HealthWays Swimming Pool Water Affects Your Health

Ways Swimming Pool Water Affects Your Health


Swimming pools are a great way to stay active and healthy, but you should know that they come with some risks. This article will cover the most common health problems you might experience when swimming in a pool. By knowing about these risks, you can minimize them by installing a filter pool and following proper etiquette around swimming pools.

Rashes with itchy bumps

If you’re itching, you likely have swimmers’ itch. This is caused by a parasite and can be treated with antihistamines or crusted skin creams. If you’re prone to itchy bumps, try showering after swimming to prevent breakouts in the future (and for general hygiene purposes).

Swimmer’s ear

Swimming pool water can also cause ear infections, known as swimmer’s ear. Swimmer’s ear is an infection of the outer ear canal. Symptoms include pain, itching, redness, swelling, and discharge from the ear. Treatment options include antibiotics or over-the-counter drops for pain relief.

Swimmer’s acne

Swimmer’s acne is a skin condition caused by bacteria that live in pools. The bacteria can get on your skin and cause pimples, similar to what you’d experience with regular acne. Swimmers are most susceptible after they’ve been in the water for several hours and have not washed their skin with soap before swimming.

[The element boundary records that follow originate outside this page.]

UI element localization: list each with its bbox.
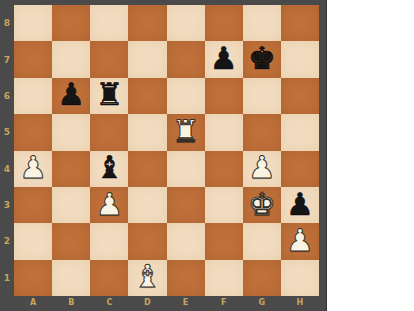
- square-a6[interactable]: [14, 78, 52, 114]
- file-label-e: E: [167, 295, 205, 309]
- square-c2[interactable]: [90, 223, 128, 259]
- rank-label-7: 7: [0, 41, 14, 77]
- file-label-c: C: [90, 295, 128, 309]
- black-pawn[interactable]: ♟: [57, 79, 85, 110]
- page: 87654321 ♟♚♟♜♜♟♝♟♟♚♟♟♝ ABCDEFGH: [0, 0, 414, 311]
- white-king[interactable]: ♚: [248, 189, 276, 220]
- square-d1[interactable]: ♝: [128, 260, 166, 296]
- square-f6[interactable]: [205, 78, 243, 114]
- rank-label-4: 4: [0, 151, 14, 187]
- square-c8[interactable]: [90, 5, 128, 41]
- square-a4[interactable]: ♟: [14, 151, 52, 187]
- square-g7[interactable]: ♚: [243, 41, 281, 77]
- rank-label-8: 8: [0, 5, 14, 41]
- square-f8[interactable]: [205, 5, 243, 41]
- square-c1[interactable]: [90, 260, 128, 296]
- square-e8[interactable]: [167, 5, 205, 41]
- file-label-a: A: [14, 295, 52, 309]
- black-bishop[interactable]: ♝: [95, 152, 123, 183]
- square-a7[interactable]: [14, 41, 52, 77]
- white-pawn[interactable]: ♟: [248, 152, 276, 183]
- square-f2[interactable]: [205, 223, 243, 259]
- square-e5[interactable]: ♜: [167, 114, 205, 150]
- rank-label-2: 2: [0, 223, 14, 259]
- square-d4[interactable]: [128, 151, 166, 187]
- rank-label-1: 1: [0, 260, 14, 296]
- file-label-f: F: [205, 295, 243, 309]
- rank-label-6: 6: [0, 78, 14, 114]
- black-pawn[interactable]: ♟: [210, 43, 238, 74]
- square-a3[interactable]: [14, 187, 52, 223]
- square-f7[interactable]: ♟: [205, 41, 243, 77]
- rank-label-3: 3: [0, 187, 14, 223]
- file-label-d: D: [128, 295, 166, 309]
- white-pawn[interactable]: ♟: [95, 189, 123, 220]
- square-h5[interactable]: [281, 114, 319, 150]
- square-h4[interactable]: [281, 151, 319, 187]
- square-h7[interactable]: [281, 41, 319, 77]
- square-b4[interactable]: [52, 151, 90, 187]
- white-rook[interactable]: ♜: [172, 116, 200, 147]
- square-c7[interactable]: [90, 41, 128, 77]
- square-g2[interactable]: [243, 223, 281, 259]
- square-e6[interactable]: [167, 78, 205, 114]
- square-b5[interactable]: [52, 114, 90, 150]
- square-e4[interactable]: [167, 151, 205, 187]
- square-h6[interactable]: [281, 78, 319, 114]
- file-label-b: B: [52, 295, 90, 309]
- square-g8[interactable]: [243, 5, 281, 41]
- square-d5[interactable]: [128, 114, 166, 150]
- black-rook[interactable]: ♜: [95, 79, 123, 110]
- white-bishop[interactable]: ♝: [134, 261, 162, 292]
- square-b8[interactable]: [52, 5, 90, 41]
- square-e1[interactable]: [167, 260, 205, 296]
- square-b6[interactable]: ♟: [52, 78, 90, 114]
- file-labels: ABCDEFGH: [14, 295, 319, 309]
- square-f5[interactable]: [205, 114, 243, 150]
- square-b3[interactable]: [52, 187, 90, 223]
- square-f1[interactable]: [205, 260, 243, 296]
- chessboard-frame: 87654321 ♟♚♟♜♜♟♝♟♟♚♟♟♝ ABCDEFGH: [0, 0, 327, 311]
- square-c4[interactable]: ♝: [90, 151, 128, 187]
- white-pawn[interactable]: ♟: [19, 152, 47, 183]
- square-a2[interactable]: [14, 223, 52, 259]
- file-label-h: H: [281, 295, 319, 309]
- square-g1[interactable]: [243, 260, 281, 296]
- square-g5[interactable]: [243, 114, 281, 150]
- file-label-g: G: [243, 295, 281, 309]
- black-king[interactable]: ♚: [248, 43, 276, 74]
- square-b2[interactable]: [52, 223, 90, 259]
- square-f3[interactable]: [205, 187, 243, 223]
- square-g3[interactable]: ♚: [243, 187, 281, 223]
- square-e2[interactable]: [167, 223, 205, 259]
- square-d8[interactable]: [128, 5, 166, 41]
- square-b1[interactable]: [52, 260, 90, 296]
- square-h3[interactable]: ♟: [281, 187, 319, 223]
- square-f4[interactable]: [205, 151, 243, 187]
- square-c6[interactable]: ♜: [90, 78, 128, 114]
- square-a5[interactable]: [14, 114, 52, 150]
- rank-labels: 87654321: [0, 5, 14, 296]
- square-a1[interactable]: [14, 260, 52, 296]
- square-g6[interactable]: [243, 78, 281, 114]
- chessboard[interactable]: ♟♚♟♜♜♟♝♟♟♚♟♟♝: [14, 5, 319, 296]
- square-c5[interactable]: [90, 114, 128, 150]
- square-e7[interactable]: [167, 41, 205, 77]
- square-h1[interactable]: [281, 260, 319, 296]
- rank-label-5: 5: [0, 114, 14, 150]
- black-pawn[interactable]: ♟: [286, 189, 314, 220]
- square-c3[interactable]: ♟: [90, 187, 128, 223]
- square-a8[interactable]: [14, 5, 52, 41]
- square-e3[interactable]: [167, 187, 205, 223]
- square-d2[interactable]: [128, 223, 166, 259]
- square-h2[interactable]: ♟: [281, 223, 319, 259]
- square-d6[interactable]: [128, 78, 166, 114]
- white-pawn[interactable]: ♟: [286, 225, 314, 256]
- square-g4[interactable]: ♟: [243, 151, 281, 187]
- square-d3[interactable]: [128, 187, 166, 223]
- square-b7[interactable]: [52, 41, 90, 77]
- square-d7[interactable]: [128, 41, 166, 77]
- square-h8[interactable]: [281, 5, 319, 41]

Swimmer’s acne can be treated with topical antibiotics or oral antibiotics, but it’s best avoided by washing off all oil products and lotions before swimming (even if they say they’re waterproof), wearing sunscreen while at the pool, showering immediately after swimming, and not rubbing any cuts on your body while in the pool (which may allow bacteria access to those areas).


Folliculitis is an infection of the hair follicle that can be caused by bacteria and fungi. In rare cases, it can be transmitted through contaminated water or even by shaving in the pool.

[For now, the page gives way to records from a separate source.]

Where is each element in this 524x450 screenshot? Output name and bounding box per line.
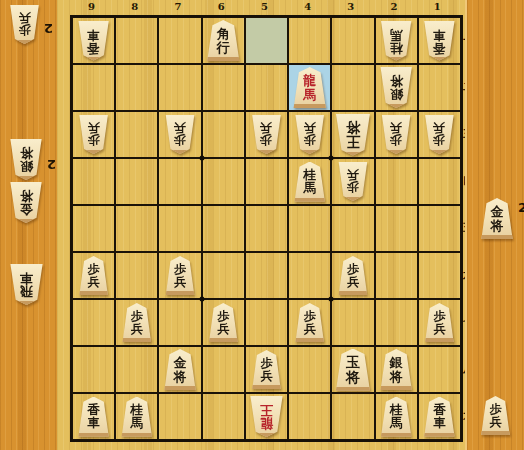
square-99[interactable]: 香車 xyxy=(72,393,115,440)
gote-rook[interactable]: 飛車 xyxy=(9,264,44,305)
square-66[interactable] xyxy=(202,252,245,299)
square-11[interactable]: 香車 xyxy=(418,17,461,64)
square-65[interactable] xyxy=(202,205,245,252)
hand-gote-silver[interactable]: 銀将2 xyxy=(9,139,43,180)
square-93[interactable]: 歩兵 xyxy=(72,111,115,158)
board-grid: 香車角行桂馬香車龍馬銀将歩兵歩兵歩兵歩兵王将歩兵歩兵桂馬歩兵歩兵歩兵歩兵歩兵歩兵… xyxy=(70,15,463,442)
sente-knight[interactable]: 桂馬 xyxy=(380,397,413,437)
square-13[interactable]: 歩兵 xyxy=(418,111,461,158)
hoshi-dot xyxy=(199,297,204,302)
gote-silver[interactable]: 銀将 xyxy=(9,139,43,180)
sente-pawn[interactable]: 歩兵 xyxy=(121,303,152,342)
square-67[interactable]: 歩兵 xyxy=(202,299,245,346)
gote-pawn[interactable]: 歩兵 xyxy=(165,115,196,154)
square-29[interactable]: 桂馬 xyxy=(375,393,418,440)
gote-pawn[interactable]: 歩兵 xyxy=(337,162,368,201)
square-97[interactable] xyxy=(72,299,115,346)
shogi-app: 歩兵2銀将2金将飛車 987654321 一二三四五六七八九 香車角行桂馬香車龍… xyxy=(0,0,524,450)
sente-pawn[interactable]: 歩兵 xyxy=(294,303,325,342)
sente-knight[interactable]: 桂馬 xyxy=(293,162,326,202)
file-label-5: 5 xyxy=(243,1,286,12)
square-87[interactable]: 歩兵 xyxy=(115,299,158,346)
gote-king[interactable]: 王将 xyxy=(334,114,371,156)
gote-gold[interactable]: 金将 xyxy=(9,182,43,223)
sente-pawn[interactable]: 歩兵 xyxy=(165,256,196,295)
sente-pawn[interactable]: 歩兵 xyxy=(208,303,239,342)
gote-promoted-rook-dragon[interactable]: 龍王 xyxy=(249,396,284,437)
square-16[interactable] xyxy=(418,252,461,299)
square-91[interactable]: 香車 xyxy=(72,17,115,64)
square-24[interactable] xyxy=(375,158,418,205)
square-56[interactable] xyxy=(245,252,288,299)
square-36[interactable]: 歩兵 xyxy=(331,252,374,299)
file-label-2: 2 xyxy=(373,1,416,12)
hand-count: 2 xyxy=(44,21,53,36)
gote-pawn[interactable]: 歩兵 xyxy=(381,115,412,154)
hand-gote-gold[interactable]: 金将 xyxy=(9,182,43,223)
sente-lance[interactable]: 香車 xyxy=(423,397,456,437)
square-28[interactable]: 銀将 xyxy=(375,346,418,393)
square-12[interactable] xyxy=(418,64,461,111)
square-42[interactable]: 龍馬 xyxy=(288,64,331,111)
square-79[interactable] xyxy=(158,393,201,440)
square-25[interactable] xyxy=(375,205,418,252)
square-27[interactable] xyxy=(375,299,418,346)
square-37[interactable] xyxy=(331,299,374,346)
square-96[interactable]: 歩兵 xyxy=(72,252,115,299)
sente-king[interactable]: 玉将 xyxy=(334,349,371,391)
gote-pawn[interactable]: 歩兵 xyxy=(78,115,109,154)
gote-pawn[interactable]: 歩兵 xyxy=(294,115,325,154)
square-74[interactable] xyxy=(158,158,201,205)
file-label-9: 9 xyxy=(70,1,113,12)
hoshi-dot xyxy=(199,156,204,161)
square-41[interactable] xyxy=(288,17,331,64)
square-51[interactable] xyxy=(245,17,288,64)
file-label-7: 7 xyxy=(156,1,199,12)
square-44[interactable]: 桂馬 xyxy=(288,158,331,205)
square-18[interactable] xyxy=(418,346,461,393)
square-71[interactable] xyxy=(158,17,201,64)
file-label-3: 3 xyxy=(329,1,372,12)
square-64[interactable] xyxy=(202,158,245,205)
square-69[interactable] xyxy=(202,393,245,440)
gote-silver[interactable]: 銀将 xyxy=(379,67,413,108)
square-62[interactable] xyxy=(202,64,245,111)
square-92[interactable] xyxy=(72,64,115,111)
square-83[interactable] xyxy=(115,111,158,158)
square-89[interactable]: 桂馬 xyxy=(115,393,158,440)
gote-lance[interactable]: 香車 xyxy=(423,21,456,61)
hand-sente-pawn[interactable]: 歩兵 xyxy=(480,396,511,435)
sente-gold[interactable]: 金将 xyxy=(163,349,197,390)
square-82[interactable] xyxy=(115,64,158,111)
gote-hand-tray: 歩兵2銀将2金将飛車 xyxy=(0,0,59,450)
sente-promoted-bishop-horse[interactable]: 龍馬 xyxy=(292,67,327,108)
square-59[interactable]: 龍王 xyxy=(245,393,288,440)
hand-gote-rook[interactable]: 飛車 xyxy=(9,264,44,305)
square-85[interactable] xyxy=(115,205,158,252)
square-95[interactable] xyxy=(72,205,115,252)
gote-pawn[interactable]: 歩兵 xyxy=(9,5,40,44)
square-14[interactable] xyxy=(418,158,461,205)
sente-bishop[interactable]: 角行 xyxy=(206,20,241,61)
square-86[interactable] xyxy=(115,252,158,299)
square-34[interactable]: 歩兵 xyxy=(331,158,374,205)
hand-count: 2 xyxy=(518,200,524,215)
square-21[interactable]: 桂馬 xyxy=(375,17,418,64)
square-88[interactable] xyxy=(115,346,158,393)
square-35[interactable] xyxy=(331,205,374,252)
gote-pawn[interactable]: 歩兵 xyxy=(251,115,282,154)
square-54[interactable] xyxy=(245,158,288,205)
gote-pawn[interactable]: 歩兵 xyxy=(424,115,455,154)
square-57[interactable] xyxy=(245,299,288,346)
square-47[interactable]: 歩兵 xyxy=(288,299,331,346)
sente-pawn[interactable]: 歩兵 xyxy=(424,303,455,342)
square-23[interactable]: 歩兵 xyxy=(375,111,418,158)
sente-hand-tray: 金将2歩兵 xyxy=(465,0,524,450)
gote-knight[interactable]: 桂馬 xyxy=(380,21,413,61)
square-48[interactable] xyxy=(288,346,331,393)
sente-pawn[interactable]: 歩兵 xyxy=(480,396,511,435)
square-39[interactable] xyxy=(331,393,374,440)
square-17[interactable]: 歩兵 xyxy=(418,299,461,346)
square-72[interactable] xyxy=(158,64,201,111)
square-49[interactable] xyxy=(288,393,331,440)
sente-silver[interactable]: 銀将 xyxy=(379,349,413,390)
file-label-8: 8 xyxy=(113,1,156,12)
sente-gold[interactable]: 金将 xyxy=(480,198,514,239)
square-26[interactable] xyxy=(375,252,418,299)
hand-sente-gold[interactable]: 金将2 xyxy=(480,198,514,239)
square-19[interactable]: 香車 xyxy=(418,393,461,440)
square-45[interactable] xyxy=(288,205,331,252)
square-94[interactable] xyxy=(72,158,115,205)
sente-lance[interactable]: 香車 xyxy=(77,397,110,437)
hand-count: 2 xyxy=(47,157,56,172)
square-75[interactable] xyxy=(158,205,201,252)
square-84[interactable] xyxy=(115,158,158,205)
square-61[interactable]: 角行 xyxy=(202,17,245,64)
square-98[interactable] xyxy=(72,346,115,393)
square-38[interactable]: 玉将 xyxy=(331,346,374,393)
hoshi-dot xyxy=(329,156,334,161)
square-76[interactable]: 歩兵 xyxy=(158,252,201,299)
file-label-4: 4 xyxy=(286,1,329,12)
sente-knight[interactable]: 桂馬 xyxy=(120,397,153,437)
sente-pawn[interactable]: 歩兵 xyxy=(251,350,282,389)
square-81[interactable] xyxy=(115,17,158,64)
square-58[interactable]: 歩兵 xyxy=(245,346,288,393)
square-77[interactable] xyxy=(158,299,201,346)
file-label-1: 1 xyxy=(416,1,459,12)
gote-lance[interactable]: 香車 xyxy=(77,21,110,61)
square-15[interactable] xyxy=(418,205,461,252)
square-32[interactable] xyxy=(331,64,374,111)
hoshi-dot xyxy=(329,297,334,302)
square-73[interactable]: 歩兵 xyxy=(158,111,201,158)
file-label-6: 6 xyxy=(200,1,243,12)
square-43[interactable]: 歩兵 xyxy=(288,111,331,158)
square-22[interactable]: 銀将 xyxy=(375,64,418,111)
sente-pawn[interactable]: 歩兵 xyxy=(337,256,368,295)
square-52[interactable] xyxy=(245,64,288,111)
square-78[interactable]: 金将 xyxy=(158,346,201,393)
square-68[interactable] xyxy=(202,346,245,393)
sente-pawn[interactable]: 歩兵 xyxy=(78,256,109,295)
square-55[interactable] xyxy=(245,205,288,252)
square-46[interactable] xyxy=(288,252,331,299)
square-63[interactable] xyxy=(202,111,245,158)
square-33[interactable]: 王将 xyxy=(331,111,374,158)
square-31[interactable] xyxy=(331,17,374,64)
square-53[interactable]: 歩兵 xyxy=(245,111,288,158)
board-region: 987654321 一二三四五六七八九 香車角行桂馬香車龍馬銀将歩兵歩兵歩兵歩兵… xyxy=(57,0,465,450)
hand-gote-pawn[interactable]: 歩兵2 xyxy=(9,5,40,44)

Pink eye, or conjunctivitis

Swimming in a pool can spread pink eye or conjunctivitis. Pink eye is an infection that affects the eyes and causes them to be red or swollen. It is contagious, which means it spreads from person to person. To prevent pink eye from spreading through a swimming pool, avoid getting water in your eyes while you are swimming. Wearing goggles will help protect against infections as well as keep your hair out of the way if it’s long enough for you to put in a ponytail like mine! If you do get sick with pink eye after swimming at the pool make sure not to share towels with other people because this could make their eyes red too!

If someone has already been infected then they will have symptoms such as itching around their eyelids and sometimes even swelling up underneath where they were exposed during exposure activities such as playing sports etcetera…

Eye allergies and dry eyes

Swimming pools can be a breeding ground for bacteria and other microorganisms. If you or someone in your family has allergies, you may want to avoid swimming in a pool frequently. You should also not swim if you have an open wound because the water may cause infections or irritate the injury.

If your eyes are irritated by chlorine, try using goggles instead of wearing contacts while swimming. You can wipe out any residual chemicals on yourself before entering another body of water (like the ocean).

Swimming pools can be very healthy for you if you are mindful of the risks.

Swimming is a great way to stay fit, relieve stress, and meet new people. It’s also fun! You may be wondering if swimming pools are also healthy for you. The answer is yes—but only if you’re mindful of the risks.

Swimming pools have been associated with an increased risk of developing legionella bacteria infections in older adults who swim frequently enough for more than 20 minutes at a time (1). However, these infections can be prevented by maintaining high chlorine levels—around 1–3 parts per million (ppm).


The most important thing is to be mindful of your health while swimming, and if you begin to feel any sort of irritation or itchiness around your eyes or ears, then it might be time for a quick trip to the doctor. If you’re still worried about getting pink eye from swimming pools, then maybe consider using goggles instead!